Billing, Pricing, and Support

  • Billing Dashboard — The Billing Dashboard is the quick at-a-glance summary; Cost Explorer is the deep-dive tool.
  • AWS Budgets — Budgets is proactive (alerts before overspend); Cost Explorer is analytical (reviews past spend).
  • Consolidated Billing — Consolidated billing can lower costs through aggregated volume and shared discounts.
  • AWS Control Tower — Control Tower automates landing-zone setup on top of AWS Organizations.
  • AWS Cost Explorer — Cost Explorer analyzes past spend; the Pricing Calculator estimates future spend.
  • AWS Marketplace — Marketplace purchases appear on your AWS bill, simplifying procurement.
  • On-Demand Pricing — On-Demand has no commitment but the highest per-hour price — good for spiky or short-term needs.
  • AWS Organizations — Organizations enables consolidated billing and service control policies across accounts.
  • AWS Pricing Calculator — Pricing Calculator = estimate before; Cost Explorer = analyze after.
  • Reserved Instances — Reserved Instances suit steady, predictable workloads; Spot suits flexible, interruptible ones.
  • Savings Plans — Savings Plans are more flexible than Reserved Instances but both reward commitment with discounts.
  • Spot Instances — Spot is cheapest but interruptible — use it for fault-tolerant, flexible workloads.
  • AWS Support Plans — Enterprise adds a Technical Account Manager and the fastest response times; Basic is free.
  • Total Cost of Ownership — TCO compares on-premises costs against running the same workloads on AWS.
  • AWS Trusted Advisor — Trusted Advisor checks cost, performance, security, fault tolerance, and service limits.

Frequently asked questions

How many questions are on the exam and how long do I get?
65 questions in 90 minutes.

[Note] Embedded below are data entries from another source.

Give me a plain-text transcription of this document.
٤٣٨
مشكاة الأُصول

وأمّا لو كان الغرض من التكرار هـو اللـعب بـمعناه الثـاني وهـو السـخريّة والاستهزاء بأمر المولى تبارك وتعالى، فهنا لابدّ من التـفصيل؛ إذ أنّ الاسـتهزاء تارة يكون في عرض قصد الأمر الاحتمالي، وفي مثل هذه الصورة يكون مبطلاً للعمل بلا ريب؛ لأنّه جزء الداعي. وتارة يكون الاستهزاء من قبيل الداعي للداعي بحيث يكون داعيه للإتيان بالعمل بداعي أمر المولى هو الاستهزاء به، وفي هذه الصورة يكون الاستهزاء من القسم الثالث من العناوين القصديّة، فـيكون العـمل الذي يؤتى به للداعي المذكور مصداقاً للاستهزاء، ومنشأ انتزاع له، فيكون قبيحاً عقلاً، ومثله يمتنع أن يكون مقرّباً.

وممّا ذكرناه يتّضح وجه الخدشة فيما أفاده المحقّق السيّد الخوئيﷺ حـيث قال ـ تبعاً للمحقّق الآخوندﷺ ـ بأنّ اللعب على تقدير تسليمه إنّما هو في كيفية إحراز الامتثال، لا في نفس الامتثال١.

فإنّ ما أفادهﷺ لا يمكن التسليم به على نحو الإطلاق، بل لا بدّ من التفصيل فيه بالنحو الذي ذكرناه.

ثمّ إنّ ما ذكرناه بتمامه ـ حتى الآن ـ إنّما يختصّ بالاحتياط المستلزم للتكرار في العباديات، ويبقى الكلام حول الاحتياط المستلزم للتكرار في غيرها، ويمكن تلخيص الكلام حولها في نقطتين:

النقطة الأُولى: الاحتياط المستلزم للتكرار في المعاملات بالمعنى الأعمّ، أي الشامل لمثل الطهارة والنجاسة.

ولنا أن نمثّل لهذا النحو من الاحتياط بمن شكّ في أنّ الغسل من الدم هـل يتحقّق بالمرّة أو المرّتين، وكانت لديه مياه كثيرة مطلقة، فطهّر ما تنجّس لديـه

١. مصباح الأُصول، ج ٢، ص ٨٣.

Only 50 are scored; the other 15 are unscored trial questions that are not identified on the exam, so treat every question as if it counts.
What score do I need to pass?
700 on a scaled range of 100-1,000. It is reported simply as pass or fail. Because scoring is compensatory, you only need to clear the overall bar, not each domain.
Are there any hands-on or performance-based questions?
No. The CLF-C02 has only multiple choice (one correct answer of four) and multiple response (two or more correct out of five or more options). There are no labs or build tasks.
Do I need IT experience or any prerequisites?
There are no prerequisites. AWS suggests up to about 6 months of AWS exposure, but the exam is designed to be passable by people new to the cloud who may not have an IT background, provided they study the fundamentals.
How much does it cost?
USD $100. Earning any AWS Certification also gives you a 50% discount voucher toward your next AWS exam.
Does the certification expire?
Yes, it is valid for 3 years. You can recertify for free via AWS Cloud Quest: Recertify Cloud Practitioner, by retaking the exam, or simply by passing any Associate- or Professional-level AWS exam.
Which domain should I focus on most?
Cloud Technology and Services is the largest at 34%, followed by Security and Compliance at 30%. Together those two are 64% of your score, so prioritize core services and the shared responsibility model.